I found a great quote from Warren Buffett on the PR blog of Dr. Leslie Gaines-Ross, Weber Shandwick’s Chief Reputation Strategist, and it set me thinking. Does Buffett's quote contradict my take on Ryanair?
First off, here's the essence of the message or warning Buffett, according to Gaines-Ross, emails his staff every year:
"We can afford to lose money – even a lot of money. We cannot afford to lose reputation – even a shred of reputation. Let’s be sure that everything we do in business can be reported on the front page of a national newspaper in an article written by an unfriendly but intelligent reporter. In many areas, including acquisitions, Berkshire’s results have benefitted from its reputation, and we don’t want to do anything that in any way can tarnish it. Berkshire is ranked by Fortune as the second-most admired company in the world. It took us 43 years to get there, but we could lose it in 43 minutes."
My first insight is that quotes don't speak for themselves because they are open to interpretation. So here's what I think Buffett is saying.
Buffett seeks a reputation which disciplines his profit-seeking. He seeks a reputation which has the effect of being a proxy for his share value but also imposes a professionally disciplined nuance to his profit-making. The distinction I am drawing is between profiteering and professionalism. Profiteering is the pursuit of profit without discipline (think about the worst excesses of the last boom).
Not all profit is worth having (just as PR agencies like to pick and choose their clients). Not all disciplines are good.
So the point is, has Buffett defined the kind of discipline which usefully mitigates and polices his profit-making? I rather think that the world's richest man and most successful investor has done so. I'm certain that that clarity is the secret of his success.
In short, I think he has found the right approach to reputation. He knows how to get the right sort of reputation to do the good work only reputation can do, because he knows that reputation is everything.
But, and it is a big one: one only wants to care about being thought well-of by people who matter. That is, preferably by people who matter because they are intelligent, rigorous, involved, serious, as well as valuable. Hence, Buffett in his quote implicitly qualifies his remarks regarding journalists by using the word "intelligent", as if the vast majority don't qualify.
I recognise, however, the danger of comparing chalk with cheese. Reputations are multi-faceted, multi-audience constructions, and client-directed in terms of what we want to achieve for them.
So what, I asked myself, do they (Buffett and O'Leary) have in common?
I think the commonality is in the risk factor. Both fear that stupid people, or third parties with competing agendas, could hold the fate of their reputations in their hands.

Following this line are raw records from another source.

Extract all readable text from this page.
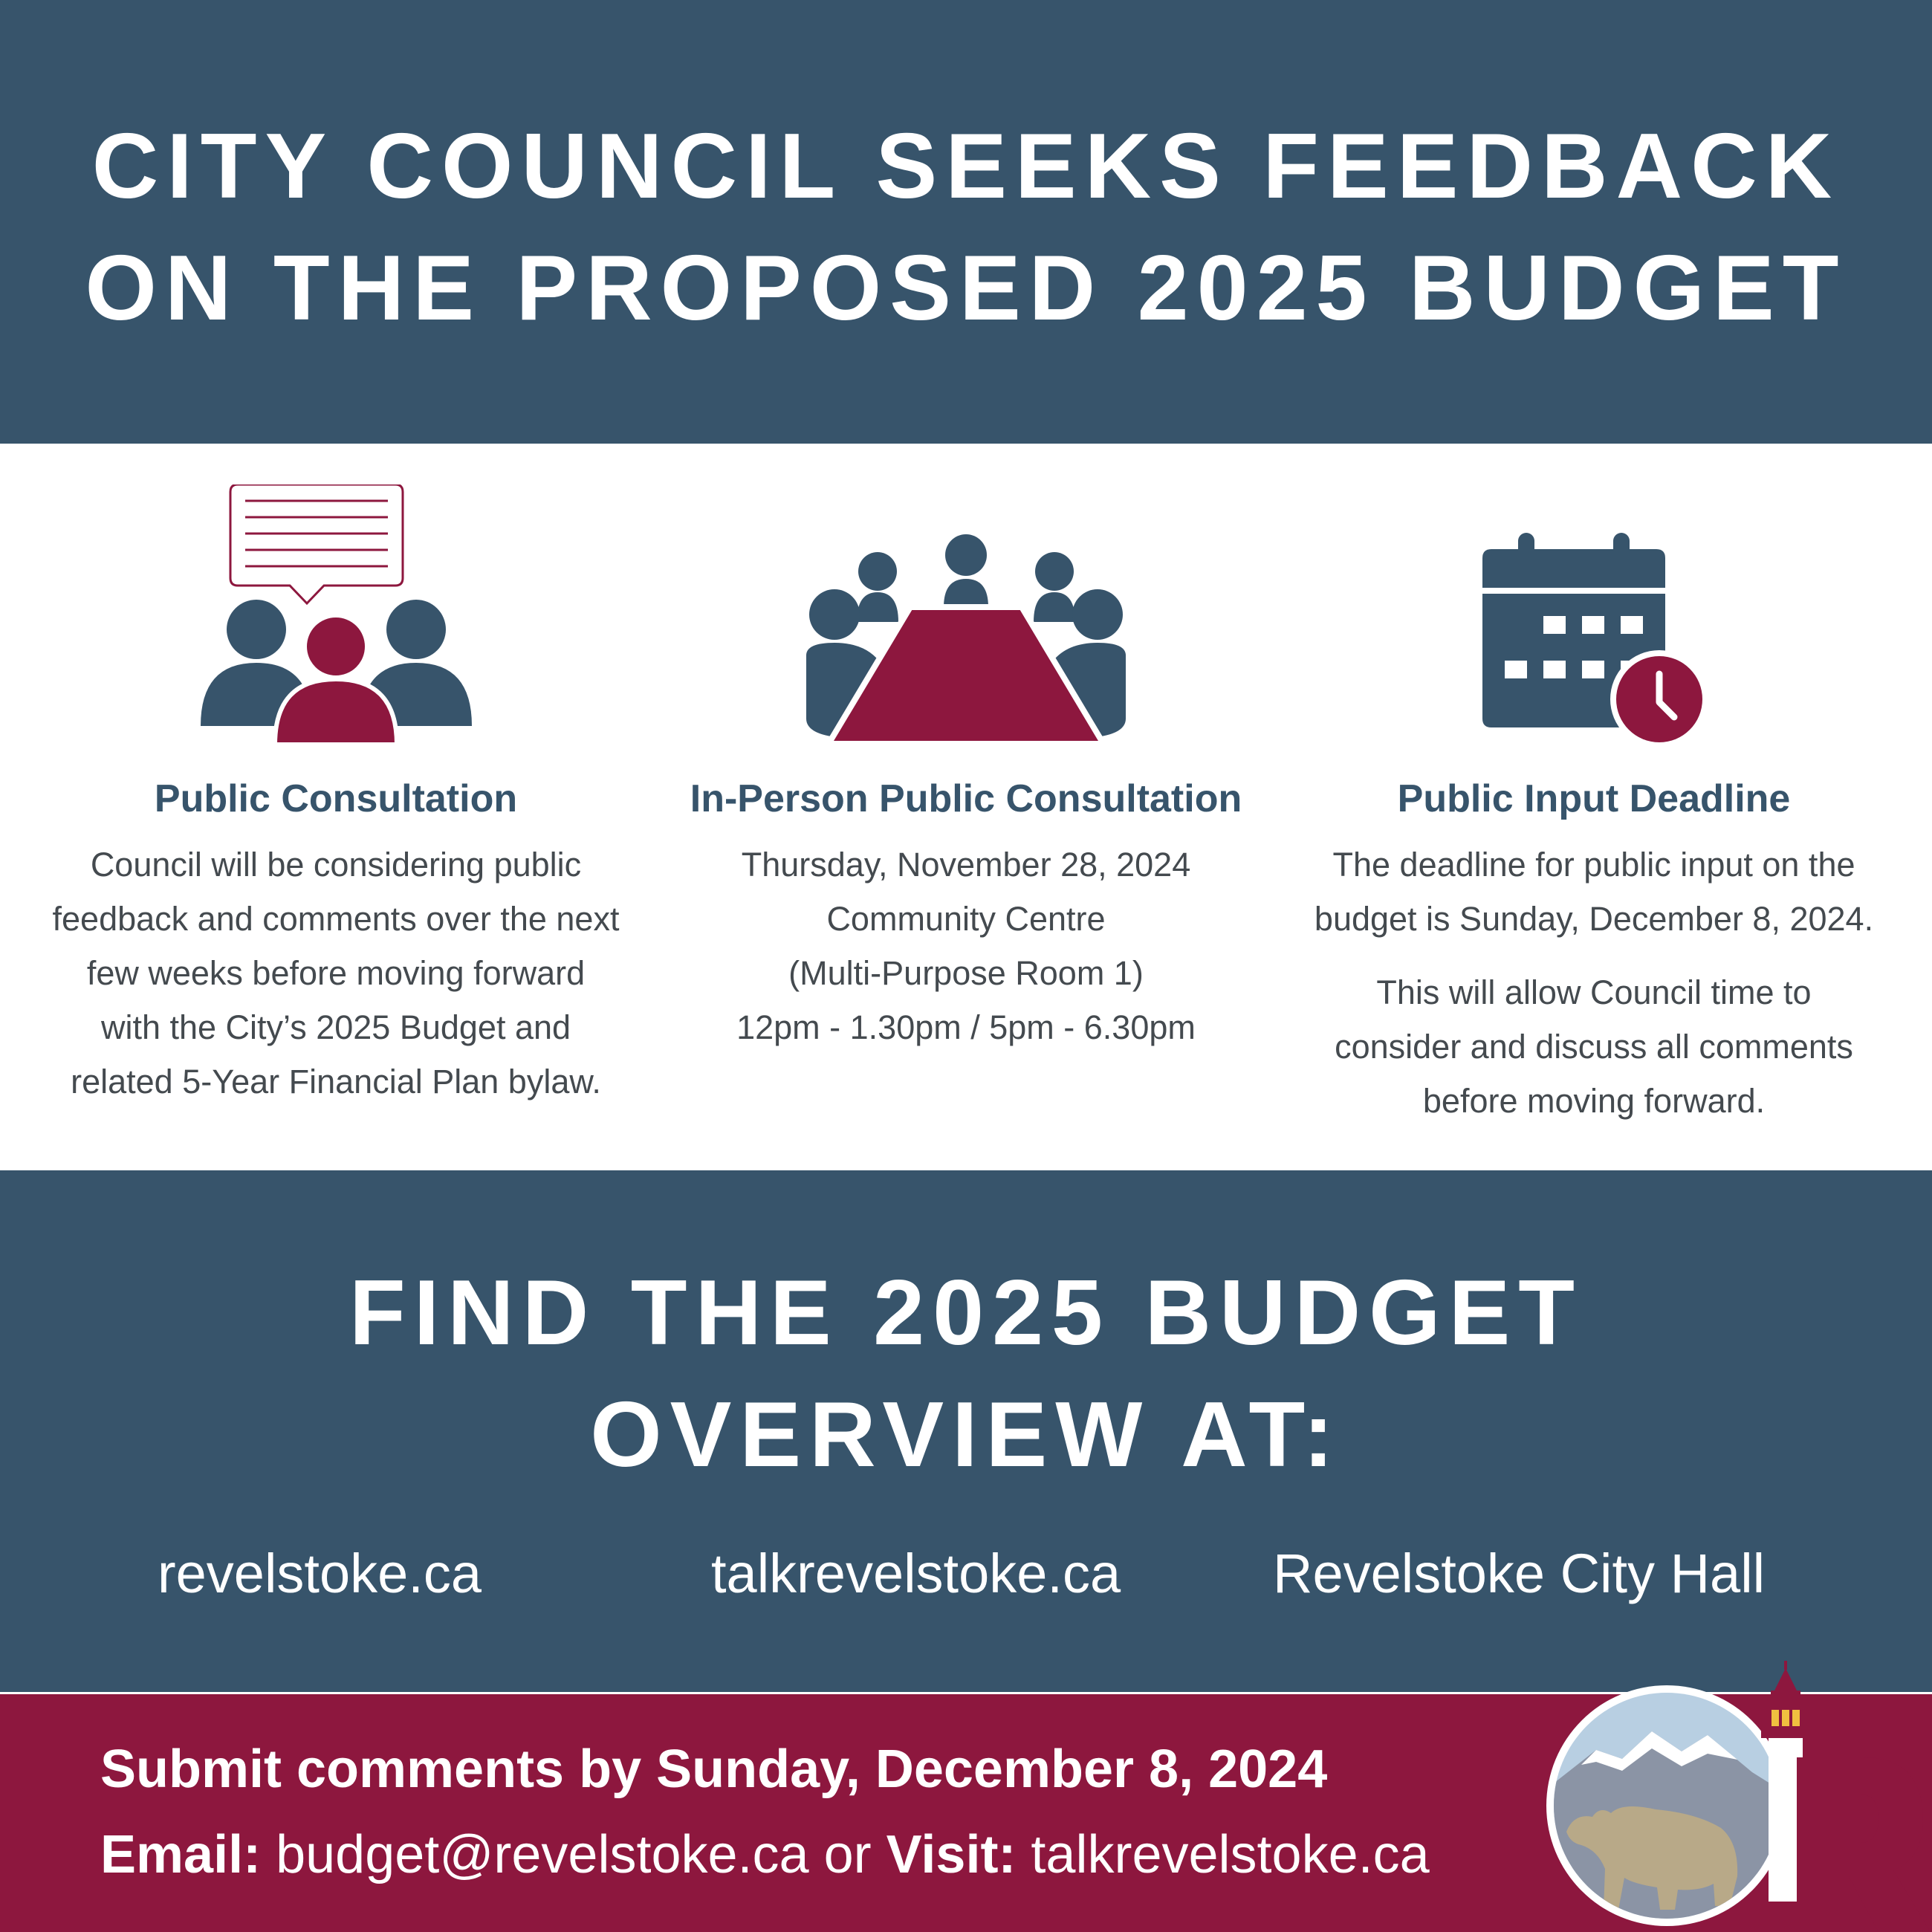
CITY COUNCIL SEEKS FEEDBACK
ON THE PROPOSED 2025 BUDGET
Public Consultation

Council will be considering public

feedback and comments over the next

few weeks before moving forward

with the City’s 2025 Budget and

related 5-Year Financial Plan bylaw.

In-Person Public Consultation

Thursday, November 28, 2024

Community Centre

(Multi-Purpose Room 1)

12pm - 1.30pm / 5pm - 6.30pm

Public Input Deadline

The deadline for public input on the

budget is Sunday, December 8, 2024.

This will allow Council time to

consider and discuss all comments

before moving forward.

FIND THE 2025 BUDGET
OVERVIEW AT:
revelstoke.ca	talkrevelstoke.ca	Revelstoke City Hall
Submit comments by Sunday, December 8, 2024
Email: budget@revelstoke.ca or Visit: talkrevelstoke.ca
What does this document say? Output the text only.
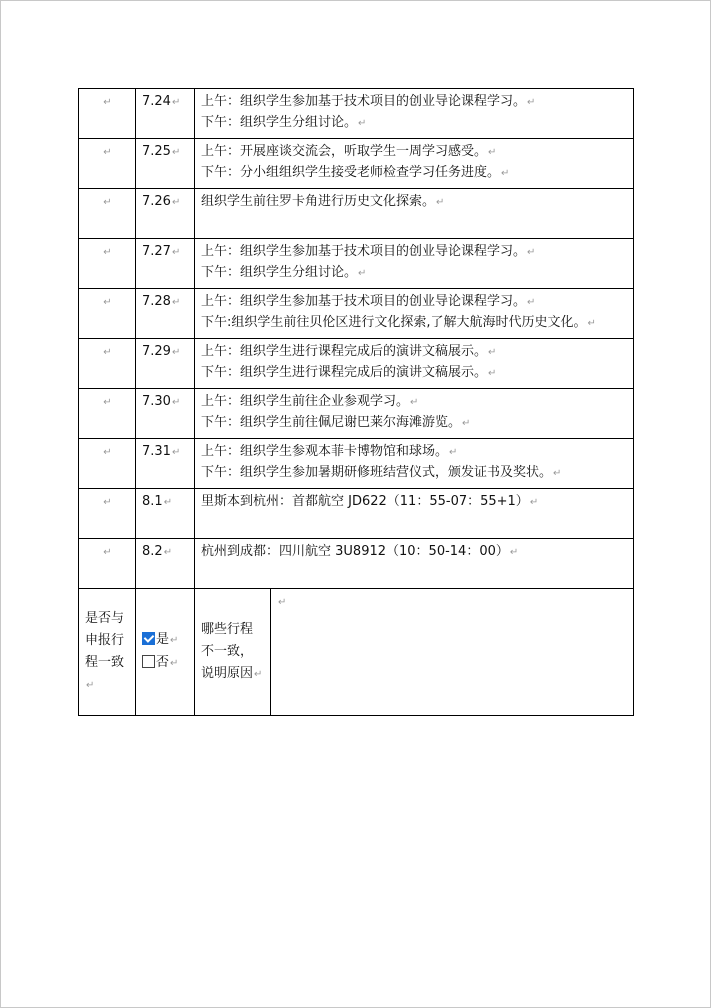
↵	7.24↵	上午：组织学生参加基于技术项目的创业导论课程学习。↵
下午：组织学生分组讨论。↵	

↵	7.25↵	上午：开展座谈交流会，听取学生一周学习感受。↵
下午：分小组组织学生接受老师检查学习任务进度。↵	

↵	7.26↵	组织学生前往罗卡角进行历史文化探索。↵	

↵	7.27↵	上午：组织学生参加基于技术项目的创业导论课程学习。↵
下午：组织学生分组讨论。↵	

↵	7.28↵	上午：组织学生参加基于技术项目的创业导论课程学习。↵
下午:组织学生前往贝伦区进行文化探索,了解大航海时代历史文化。↵	

↵	7.29↵	上午：组织学生进行课程完成后的演讲文稿展示。↵
下午：组织学生进行课程完成后的演讲文稿展示。↵	

↵	7.30↵	上午：组织学生前往企业参观学习。↵
下午：组织学生前往佩尼谢巴莱尔海滩游览。↵	

↵	7.31↵	上午：组织学生参观本菲卡博物馆和球场。↵
下午：组织学生参加暑期研修班结营仪式，颁发证书及奖状。↵	

↵	8.1↵	里斯本到杭州：首都航空 JD622（11：55-07：55+1）↵	

↵	8.2↵	杭州到成都：四川航空 3U8912（10：50-14：00）↵	

是否与申报行程一致↵	是↵
否↵	哪些行程不一致，说明原因↵	↵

Ryanair has gone for pre-emptive PR by setting low expectations. While Buffett has gone for the high ground at the other end of the spectrum. Both have sought to make whatever they do consistent, robust and authentic. Hence, worrying about good or bad headlines in the abstract need hardly bother either party at all.
However, both fear losing their reputations, because that is what both companies - like most others - are built and sustained on.
But therein lies a difference. Buffett needs to be thought a good thing by a very few people who can be assumed to be savvy and serious and not likely to be deflected by mob opinion. In a rather small world, it helps Buffett to be thought easy or at least reliable to deal with.
Ryanair needs to appeal to more people, but in slightly different terms. Ryanair know that their customers know that for the most important thing - arriving safely - Ryanair is regulated by regulators not by reputation. Or rather: Ryanair has a reputation for being a loud-mouthed and stroppy player in a highly-regulated environment; while old-fashioned City values of my word is my bond still outweighs regulation in Buffett's world.
Buffett is in a position at once more robust, nuanced and remote. Buffett's numbers are kind of obvious, aren't they? Indeed, it is easier to assess Buffett's performance than Ryanair's. But Buffett really might regret acquiring a reputation for being profitable but difficult to deal with. Buffett might find it profitable to have a reputation for being tough but fair. Ryanair, on the other hand, doesn't mind being thought a pain in the arse, provided the basics are in place.
Conclusion
It is obvious that reputation is what PRs do. It's important then that when I argue for no-frills reputations, or rock-solid but authentic reputations, I remind you (and myself) that reputations come in all shapes and sizes. You may know that Ryanair's loud-mouth git PR appeals to a strand of my thinking and prejudices. But so too does Buffett's low-key persona.